Another observation: If online sales were aligned directly to the difficulty of accessing a physical store, then we might have expected regional centres – such as those in the 10,000-square-kilometre grid north-west of Melbourne where there are no Bunnings stores, and precious few large-scale retail hubs – to display the greatest growth in online sales during the pandemic, but this has not been the case. Which is hardly surprising if we remember that regional social or cultural trends (as opposed to COVID-based behaviours) tend to lag metropolitan ones by a year or two.
The upshot of all this is that online sales are here to stay and will continue to strengthen long after COVID has vanished from our shores. But what are the consequences for retailers?
Online sales are universal – there is no such thing as a ‘local’ online market for commodity goods. Important questions, therefore, arise in relation to enhanced online commerce: Will bricks-and-mortar stores become dinosaurs? Will profit margins for generic products like trade tools become eroded as customers filter and compare prices nationally, are customers less likely to remain loyal to a business if it is online?
Trade tools sold via the retail hardware sector, which is characterised by a small concentration of retail and buying groups, are more protected from some of the above dangers than other sectors. Exclusivity is the name of the game, which is why merchants of generic items prefer to eliminate rivals (as far as is practicable) by controlling full distribution channels for specific lines. If a large retailer is the only provider of a certain product, then they control its pricing and availability both in-store and online. Obviously, from a retailer’s perspective, it makes sense to prioritise unique brands and lines of tools that are unavailable elsewhere and, therefore, will not be subject to self-defeating discounting wars with rivals.
Additional prerequisites for strong online sales relate to quality, reliability, honourable corporate values and social interactions, as well as virtues like Australian Made production, locally meaningful warranties, etc. Uniqueness and associated market appeal shift the focus of loyalty from the retailer to the product. If a customer likes a certain tool, which ‘ticks all the boxes’ as a good purchase and is only available from a single merchant, then the issue of ‘customer loyalty’ no longer applies.
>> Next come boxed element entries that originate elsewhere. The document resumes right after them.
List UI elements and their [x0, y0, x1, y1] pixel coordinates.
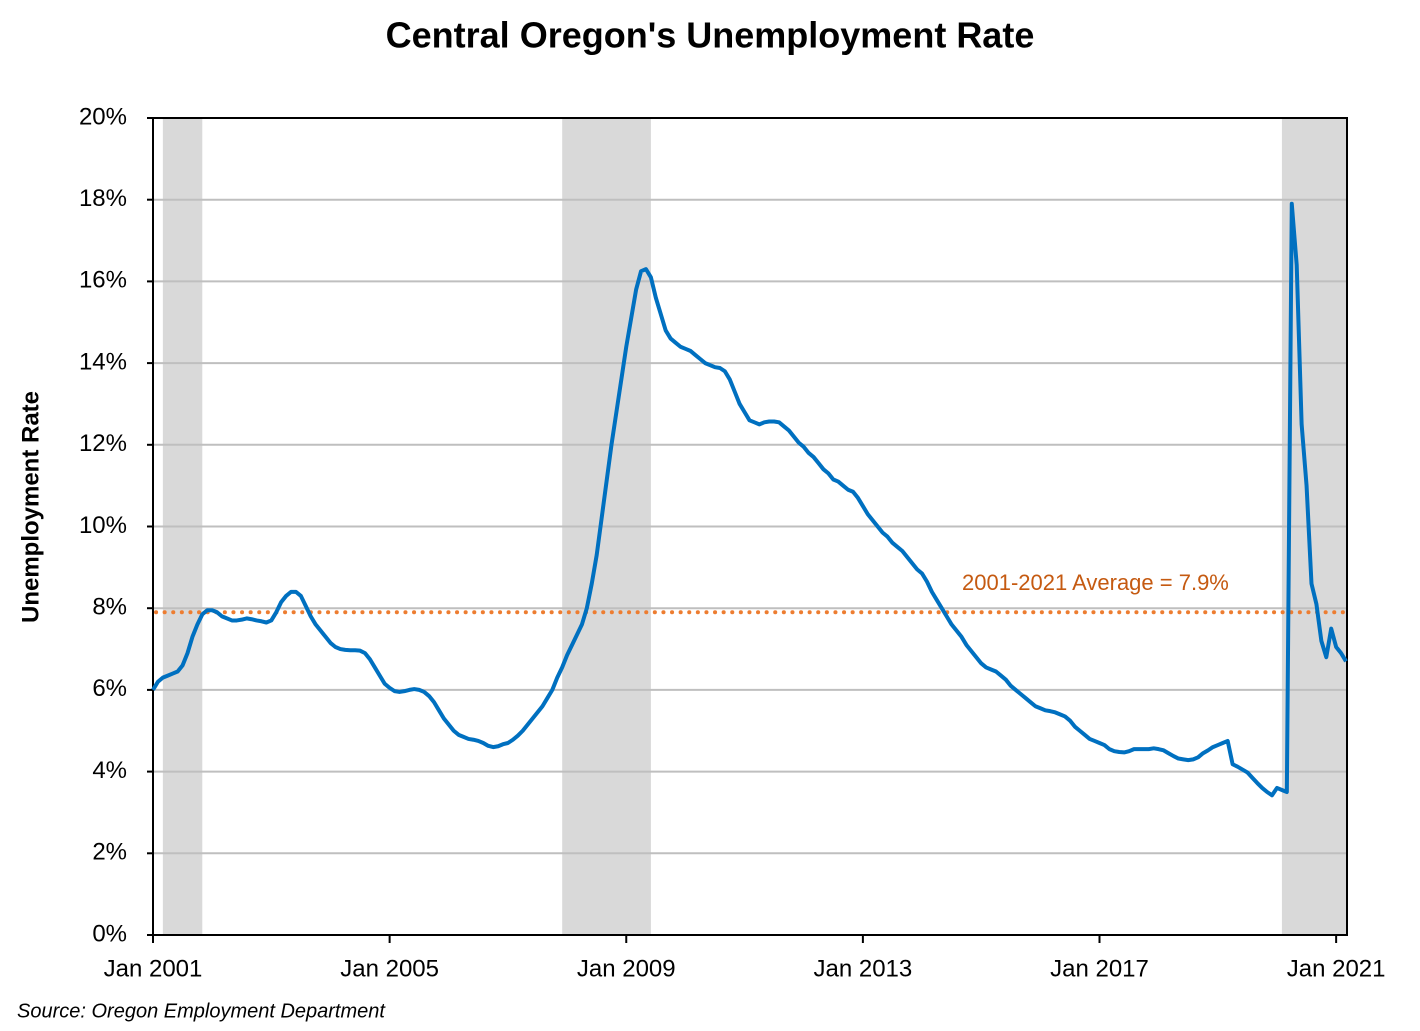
chart-title: Central Oregon's Unemployment Rate: [386, 15, 1035, 56]
y-tick-label: 18%: [79, 185, 127, 212]
y-tick-label: 8%: [92, 594, 127, 621]
y-tick-label: 14%: [79, 348, 127, 375]
x-tick-label: Jan 2017: [1050, 955, 1149, 982]
x-tick-label: Jan 2005: [340, 955, 439, 982]
y-axis-label: Unemployment Rate: [17, 391, 44, 623]
average-label: 2001-2021 Average = 7.9%: [962, 570, 1229, 595]
unemployment-line: [151, 201, 1348, 798]
x-tick-label: Jan 2013: [814, 955, 913, 982]
y-tick-label: 6%: [92, 675, 127, 702]
x-tick-label: Jan 2021: [1287, 955, 1386, 982]
y-tick-label: 10%: [79, 512, 127, 539]
plot-frame: [152, 117, 1348, 936]
y-tick-label: 16%: [79, 267, 127, 294]
y-tick-label: 12%: [79, 430, 127, 457]
y-tick-label: 20%: [79, 103, 127, 130]
y-tick-label: 0%: [92, 920, 127, 947]
source-note: Source: Oregon Employment Department: [17, 1000, 386, 1022]
x-tick-label: Jan 2001: [104, 955, 203, 982]
y-tick-label: 2%: [92, 839, 127, 866]
x-tick-label: Jan 2009: [577, 955, 676, 982]
y-tick-label: 4%: [92, 757, 127, 784]
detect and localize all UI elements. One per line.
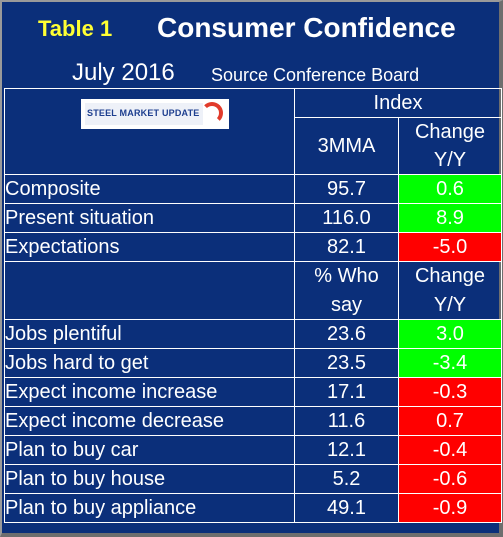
change-badge-positive: -3.4 xyxy=(398,348,502,378)
logo-cell: STEEL MARKET UPDATE xyxy=(4,88,295,175)
col-header-3mma: 3MMA xyxy=(294,117,399,175)
row-value: 5.2 xyxy=(294,464,399,494)
col-header-who: % Who xyxy=(294,261,399,291)
col-header-say: say xyxy=(294,290,399,320)
change-badge-negative: -0.6 xyxy=(398,464,502,494)
row-value: 12.1 xyxy=(294,435,399,465)
row-label: Expect income decrease xyxy=(4,406,295,436)
logo-swoosh-icon xyxy=(201,102,223,124)
change-badge-negative: -0.4 xyxy=(398,435,502,465)
table-date: July 2016 xyxy=(72,59,175,86)
change-badge-positive: 8.9 xyxy=(398,203,502,233)
row-label: Plan to buy appliance xyxy=(4,493,295,523)
change-badge-positive: 3.0 xyxy=(398,319,502,349)
col-header-yy: Y/Y xyxy=(398,146,502,175)
col-header-yy-2: Y/Y xyxy=(398,290,502,320)
table-tag: Table 1 xyxy=(38,16,113,41)
row-value: 11.6 xyxy=(294,406,399,436)
table-title: Consumer Confidence xyxy=(157,12,456,43)
row-label: Plan to buy house xyxy=(4,464,295,494)
table-header: Table 1 Consumer Confidence July 2016 So… xyxy=(4,4,501,88)
consumer-confidence-table: STEEL MARKET UPDATE Index 3MMA Change Y/… xyxy=(4,88,502,523)
row-value: 95.7 xyxy=(294,174,399,204)
row-label: Composite xyxy=(4,174,295,204)
change-badge-negative: -0.9 xyxy=(398,493,502,523)
row-value: 23.5 xyxy=(294,348,399,378)
row-label: Present situation xyxy=(4,203,295,233)
row-label: Jobs plentiful xyxy=(4,319,295,349)
row-label: Plan to buy car xyxy=(4,435,295,465)
section2-blank-cell xyxy=(4,261,295,320)
row-value: 82.1 xyxy=(294,232,399,262)
index-group-header: Index xyxy=(294,88,502,118)
table-source: Source Conference Board xyxy=(211,65,420,85)
change-badge-negative: -5.0 xyxy=(398,232,502,262)
col-header-change: Change xyxy=(398,117,502,147)
change-badge-positive: 0.6 xyxy=(398,174,502,204)
row-value: 17.1 xyxy=(294,377,399,407)
row-label: Jobs hard to get xyxy=(4,348,295,378)
change-badge-negative: 0.7 xyxy=(398,406,502,436)
steel-market-update-logo: STEEL MARKET UPDATE xyxy=(81,99,229,129)
row-value: 23.6 xyxy=(294,319,399,349)
col-header-change-2: Change xyxy=(398,261,502,291)
row-value: 116.0 xyxy=(294,203,399,233)
change-badge-negative: -0.3 xyxy=(398,377,502,407)
row-value: 49.1 xyxy=(294,493,399,523)
row-label: Expect income increase xyxy=(4,377,295,407)
row-label: Expectations xyxy=(4,232,295,262)
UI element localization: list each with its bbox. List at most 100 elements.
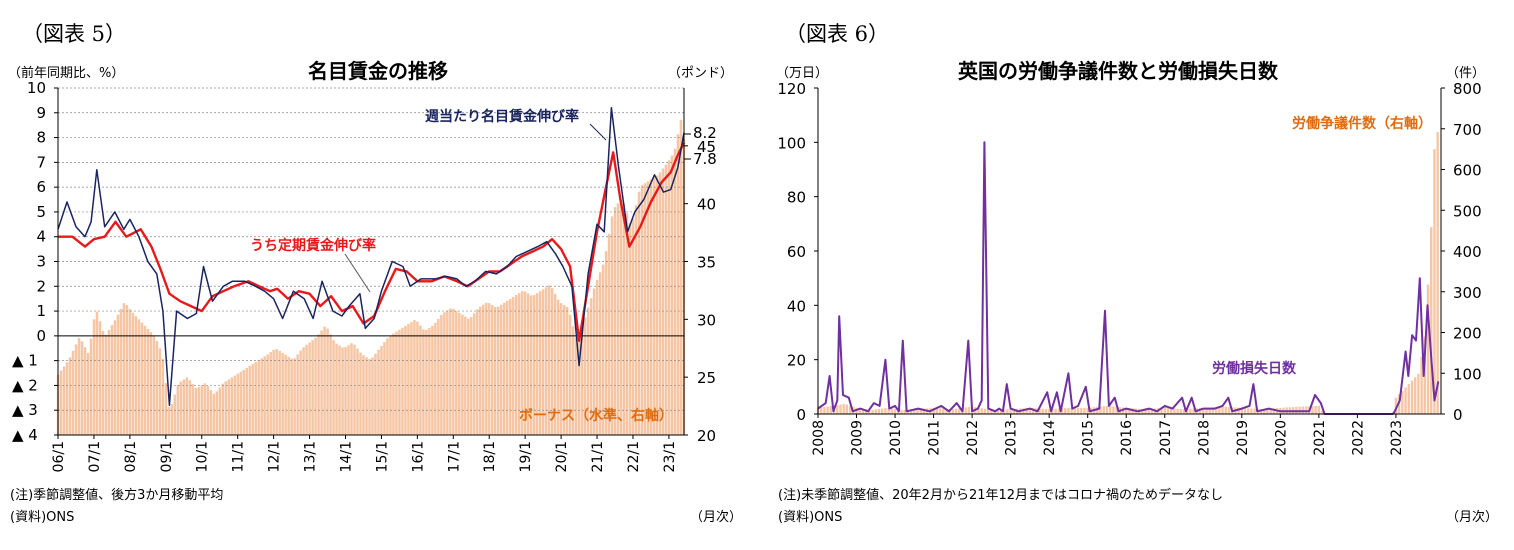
- bonus-bar: [305, 344, 308, 435]
- bonus-bar: [215, 391, 219, 435]
- x-tick-label: 2017: [1158, 420, 1174, 456]
- disputes-bar: [1208, 407, 1211, 414]
- disputes-bar: [980, 408, 983, 414]
- bonus-bar: [197, 387, 201, 435]
- bonus-bar: [631, 218, 635, 435]
- chart-5-end-label-regular: 7.8: [693, 150, 717, 168]
- bonus-bar: [83, 347, 87, 435]
- bonus-bar: [491, 305, 494, 435]
- chart-5-nominal-arrow: [589, 123, 607, 141]
- bonus-bar: [266, 354, 269, 435]
- bonus-bar: [74, 344, 78, 435]
- bonus-bar: [571, 326, 575, 435]
- regular-wage-line: [58, 141, 686, 342]
- bonus-bar: [598, 272, 602, 435]
- bonus-bar: [473, 313, 476, 435]
- disputes-bar: [1192, 408, 1195, 414]
- bonus-bar: [311, 340, 314, 435]
- bonus-bar: [482, 304, 485, 435]
- disputes-bar: [1401, 390, 1404, 414]
- bonus-bar: [601, 264, 605, 435]
- bonus-bar: [236, 373, 239, 435]
- disputes-bar: [1224, 406, 1227, 414]
- y2-tick-label: 0: [1453, 406, 1463, 424]
- bonus-bar: [604, 251, 608, 435]
- disputes-bar: [996, 409, 999, 414]
- disputes-bar: [1179, 408, 1183, 414]
- bonus-bar: [446, 310, 449, 435]
- disputes-bar: [967, 407, 971, 414]
- disputes-bar: [1022, 408, 1025, 414]
- bonus-bar: [242, 369, 245, 435]
- disputes-bar: [1105, 405, 1109, 414]
- y-tick-label: 40: [787, 297, 806, 315]
- y-tick-label: ▲ 1: [12, 352, 38, 370]
- disputes-bar: [1083, 407, 1086, 414]
- x-tick-label: 2019: [1235, 420, 1251, 456]
- bonus-bar: [637, 191, 641, 435]
- bonus-bar: [580, 327, 584, 435]
- bonus-bar: [467, 318, 470, 435]
- bonus-bar: [440, 315, 443, 435]
- disputes-bar: [1237, 407, 1240, 414]
- bonus-bar: [607, 233, 611, 435]
- chart-5-x-ticks: 06/1 07/1 08/1 09/1 10/1 11/1 12/1 13/1 14/1 15/1…: [51, 435, 678, 472]
- bonus-bar: [562, 305, 566, 435]
- bonus-bar: [257, 360, 260, 435]
- bonus-bar: [443, 312, 446, 435]
- bonus-bar: [494, 307, 497, 435]
- bonus-bar: [538, 291, 542, 435]
- y-tick-label: 100: [777, 134, 806, 152]
- disputes-bar: [1096, 406, 1099, 414]
- bonus-bar: [622, 203, 626, 435]
- bonus-bar: [287, 356, 290, 435]
- disputes-bar: [845, 404, 849, 414]
- bonus-bar: [661, 168, 665, 435]
- disputes-bar: [1214, 407, 1218, 414]
- disputes-bar: [990, 409, 993, 414]
- disputes-bar: [877, 408, 881, 414]
- chart-6-days-annotation: 労働損失日数: [1212, 360, 1297, 377]
- disputes-bar: [1394, 397, 1398, 414]
- bonus-bar: [392, 333, 395, 435]
- bonus-bar: [164, 382, 168, 435]
- disputes-bar: [1320, 410, 1324, 414]
- bonus-bar: [347, 345, 350, 435]
- disputes-bar: [1115, 406, 1118, 414]
- disputes-bar: [935, 408, 938, 414]
- bonus-bar: [233, 375, 236, 435]
- chart-5-title: 名目賃金の推移: [308, 59, 448, 83]
- disputes-bar: [1047, 409, 1051, 414]
- chart-5-note: (注)季節調整値、後方3か月移動平均: [10, 487, 223, 503]
- disputes-bar: [1086, 407, 1089, 414]
- disputes-bar: [881, 408, 884, 414]
- y2-tick-label: 700: [1453, 121, 1482, 139]
- disputes-bar: [1176, 408, 1179, 414]
- bonus-bar: [80, 341, 84, 435]
- disputes-bar: [1301, 406, 1305, 414]
- bonus-bar: [302, 347, 305, 435]
- disputes-bar: [1054, 408, 1057, 414]
- y-tick-label: 1: [36, 302, 46, 320]
- y2-tick-label: 30: [697, 311, 716, 329]
- bonus-bar: [616, 203, 620, 435]
- disputes-bar: [1108, 406, 1112, 414]
- bonus-bar: [553, 293, 557, 435]
- disputes-bar: [1436, 132, 1439, 414]
- y-tick-label: 10: [27, 79, 46, 97]
- bonus-bar: [77, 337, 81, 435]
- bonus-bar: [455, 310, 458, 435]
- bonus-bar: [110, 325, 114, 435]
- bonus-bar: [532, 295, 536, 435]
- bonus-bar: [269, 352, 272, 435]
- figure-5-label: （図表 5）: [22, 22, 126, 46]
- bonus-bar: [104, 334, 108, 435]
- chart-6-source: (資料)ONS: [778, 510, 842, 525]
- chart-5-source: (資料)ONS: [10, 510, 74, 525]
- disputes-bar: [1009, 409, 1012, 414]
- disputes-bar: [1125, 407, 1128, 414]
- disputes-bar: [1269, 408, 1272, 414]
- bonus-bar: [619, 199, 623, 435]
- disputes-bar: [1112, 406, 1115, 414]
- bonus-bar: [670, 155, 674, 435]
As for bricks-and-mortar relevance to future markets, when it comes to trade tools there are always motivations to attend a store in person, namely the immediate acquisition of tools for current jobs, the flexibility to make purchases ‘on demand’ rather than have to anticipate requirements with online purchases, saving money by dispensing with delivery charges, as well as a host of more personal reasons: the pleasure of discovering new tool ranges, handling products to gauge weight and quality, assessing opportunities to negotiate price reductions (you cannot haggle with a computer!), and maintaining social interactions with suppliers and merchants.
These are all powerful reasons for purchasing trade tools in person in a store, and grounds for optimism for bricks-and-mortar retailers who are in the process of supplementing their businesses with online sales.